Guides: EBOSS (Epi/Biostats/Occupational Health Student Society) Workshop on Access to Health Data: Definitions

What do we mean by data?

Statistical Information

Statistical information can be described as the added value arising from the interpretation of statistics or data. This information will often be in the form of some sort of analysis, such an article in Health Reports.

Statistics

Statistics are the numeric facts and figures which have been created from the data. They have been processed and are ready for use, but do not have the same kind of analysis behind them as statistical information does. These can take the form of e-publications, e-tables or databases. These statistics may be:

Produced by users with the help of databases and programs (such as CANSIM or Beyond 20/20) to organise the data based on their own needs. Users can define the level of geography, characteristics of the population, etc. and create a customised view of the data.

Produced by Statistics Canada to answer the most frequently posed questions by their users. These are known as e-tables. They are static in nature which results in no customization by the users.

Produced as a by-product of a user's research. We tend to see these in analysis bulletins, reports, and other e-publications produced by Statistics Canada. These tables are static.

Data

Data are numeric files created and organized for processing and analysis. There are two types of data – aggregate and microdata. Aggregate data and microdata offer the user more control over the variables offered for analysis.

Aggregate data

Aggregate data are statistical summaries organized in a specific data file structure which permits further computer analysis (that is, data processing). Aggregate data are produced to provide access to data that cannot be released as microdata, such as the surveys based on the Business Registry in Statistics Canada, and to organize statistics into data tables.

Microdata

Microdata consist of the data directly observed or collected from a specific unit of observation. That is, a microdata file contains organized raw data wherein the lines represent a specific unit of measure (usually an individual, household or family) and the information about the lines are the values of variables.

When Statistics Canada conducts a survey, it collects information from each unit of observation (e.g., individual, household, etc.). It processes these answers by coding them using a specific number to identify the respondent's answer. For example, Statistics Canada often uses a "1" to represent males and a "2" to represent females. The microdata file is created by coding and electronically recording each survey respondent's responses to all relevant questions.

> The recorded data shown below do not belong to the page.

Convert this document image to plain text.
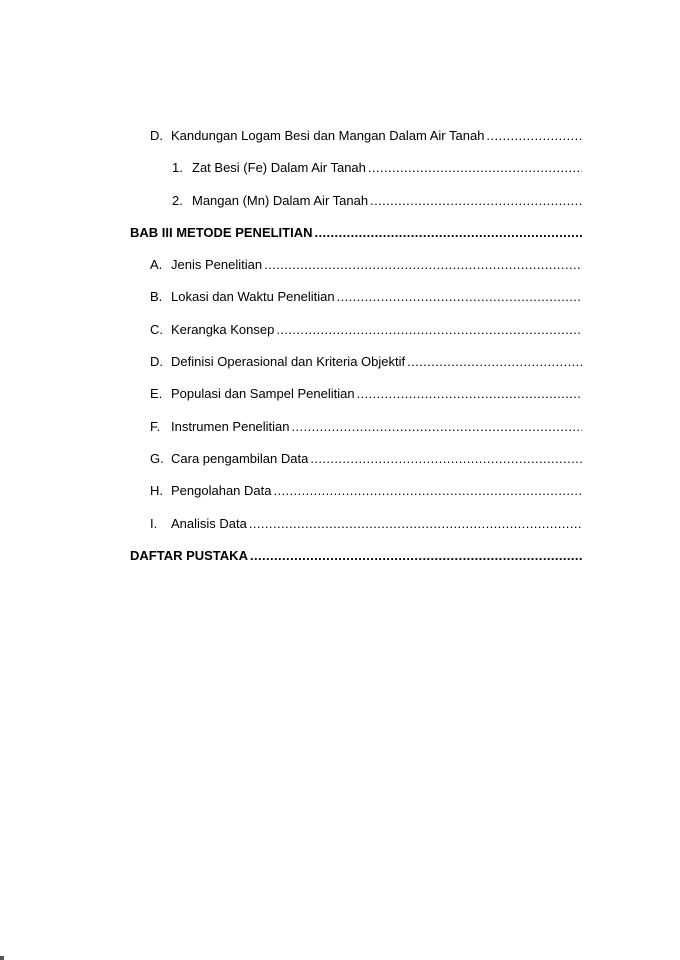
D. Kandungan Logam Besi dan Mangan Dalam Air Tanah
.....
1. Zat Besi (Fe) Dalam Air Tanah
.....
2. Mangan (Mn) Dalam Air Tanah
.....
BAB III METODE PENELITIAN
.....
A. Jenis Penelitian
.....
B. Lokasi dan Waktu Penelitian
.....
C. Kerangka Konsep
.....
D. Definisi Operasional dan Kriteria Objektif
.....
E. Populasi dan Sampel Penelitian
.....
F. Instrumen Penelitian
.....
G. Cara pengambilan Data
.....
H. Pengolahan Data
.....
I.	Analisis Data
.....
DAFTAR PUSTAKA
.....
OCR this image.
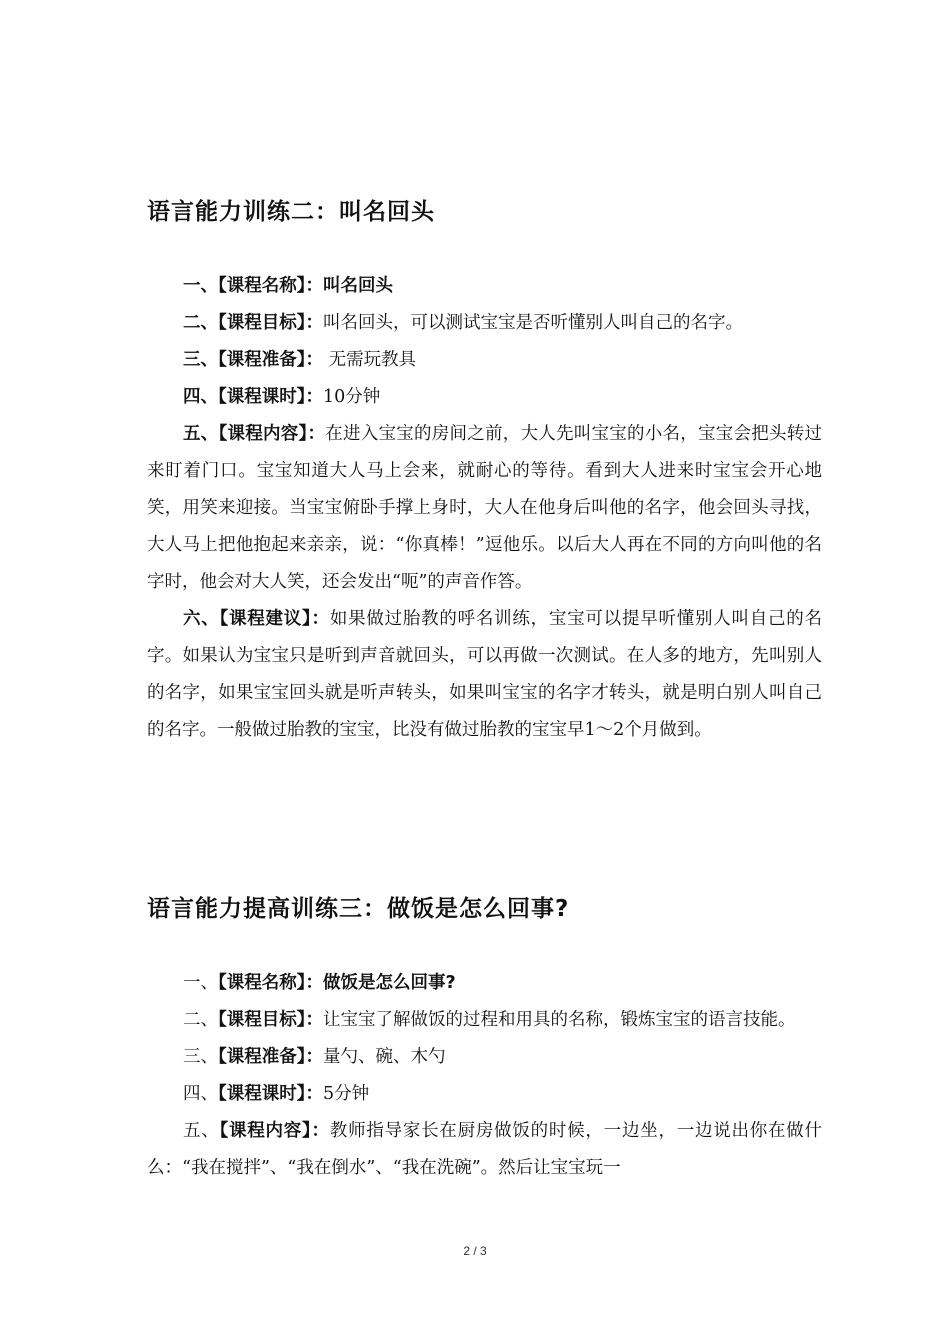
语言能力训练二：叫名回头

一、【课程名称】：叫名回头

二、【课程目标】：叫名回头，可以测试宝宝是否听懂别人叫自己的名字。

三、【课程准备】： 无需玩教具

四、【课程课时】：10分钟

五、【课程内容】：在进入宝宝的房间之前，大人先叫宝宝的小名，宝宝会把头转过来盯着门口。宝宝知道大人马上会来，就耐心的等待。看到大人进来时宝宝会开心地笑，用笑来迎接。当宝宝俯卧手撑上身时，大人在他身后叫他的名字，他会回头寻找，大人马上把他抱起来亲亲，说：“你真棒！”逗他乐。以后大人再在不同的方向叫他的名字时，他会对大人笑，还会发出“呃”的声音作答。

六、【课程建议】：如果做过胎教的呼名训练，宝宝可以提早听懂别人叫自己的名字。如果认为宝宝只是听到声音就回头，可以再做一次测试。在人多的地方，先叫别人的名字，如果宝宝回头就是听声转头，如果叫宝宝的名字才转头，就是明白别人叫自己的名字。一般做过胎教的宝宝，比没有做过胎教的宝宝早1～2个月做到。

语言能力提高训练三：做饭是怎么回事?

一、【课程名称】：做饭是怎么回事?

二、【课程目标】：让宝宝了解做饭的过程和用具的名称，锻炼宝宝的语言技能。

三、【课程准备】：量勺、碗、木勺

四、【课程课时】：5分钟

五、【课程内容】：教师指导家长在厨房做饭的时候，一边坐，一边说出你在做什么：“我在搅拌”、“我在倒水”、“我在洗碗”。然后让宝宝玩一

2 / 3
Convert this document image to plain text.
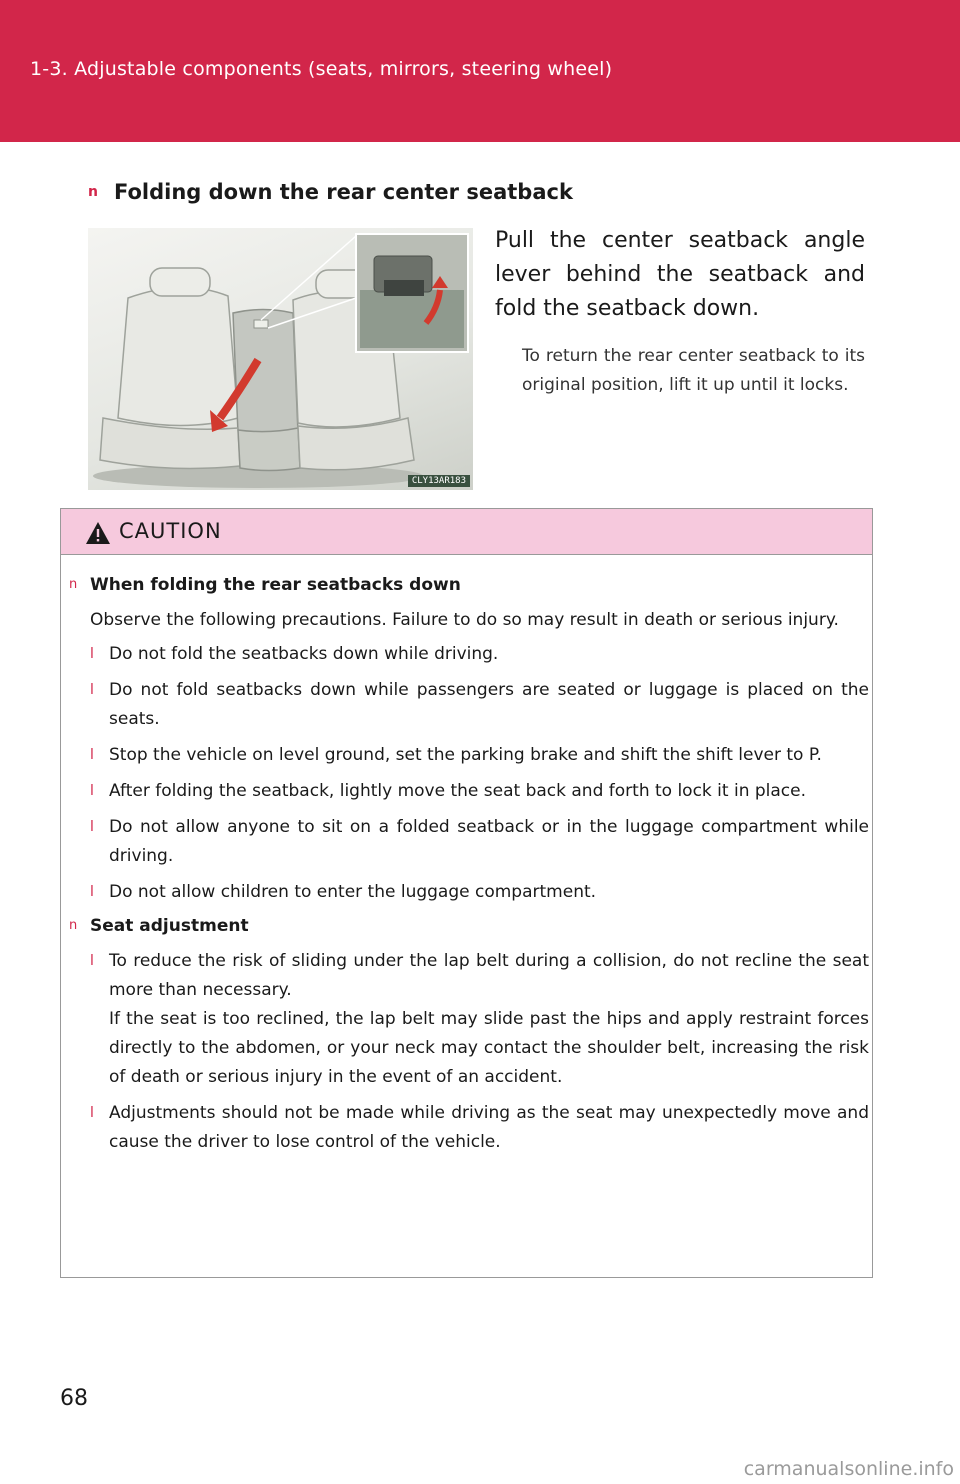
1-3. Adjustable components (seats, mirrors, steering wheel)
n Folding down the rear center seatback
CLY13AR183
Pull the center seatback angle lever behind the seatback and fold the seatback down.
To return the rear center seatback to its original position, lift it up until it locks.
CAUTION
n When folding the rear seatbacks down

Observe the following precautions. Failure to do so may result in death or serious injury.

l Do not fold the seatbacks down while driving.
l Do not fold seatbacks down while passengers are seated or luggage is placed on the seats.
l Stop the vehicle on level ground, set the parking brake and shift the shift lever to P.
l After folding the seatback, lightly move the seat back and forth to lock it in place.
l Do not allow anyone to sit on a folded seatback or in the luggage compartment while driving.
l Do not allow children to enter the luggage compartment.
n Seat adjustment
l To reduce the risk of sliding under the lap belt during a collision, do not recline the seat more than necessary.

If the seat is too reclined, the lap belt may slide past the hips and apply restraint forces directly to the abdomen, or your neck may contact the shoulder belt, increasing the risk of death or serious injury in the event of an accident.

l Adjustments should not be made while driving as the seat may unexpectedly move and cause the driver to lose control of the vehicle.
68
carmanualsonline.info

A microdata file consists of rows of numbers and letters– each row represents the respondent's responses to the questionnaire. It also consists of one logical record per respondent, where the logical record includes all responses made by a single respondent to the questionnaire. Each logical record will consist of one or more physical records (lines of data) - typically, Statistics Canada files use one physical record to describe one logical record. Since the variables are coded (rather than readable as text), the metadata must be used to describe the data file. These numbers are not revealing in themselves and therefore require metadata to help in their interpretation.

It is important to note that certain information collected in the questionnaire is not available in the data file because Statistics Canada places the utmost importance on protecting the anonymity of respondents and the confidentiality of its data (for example, the respondent's name and exact address are never included in the microdata file).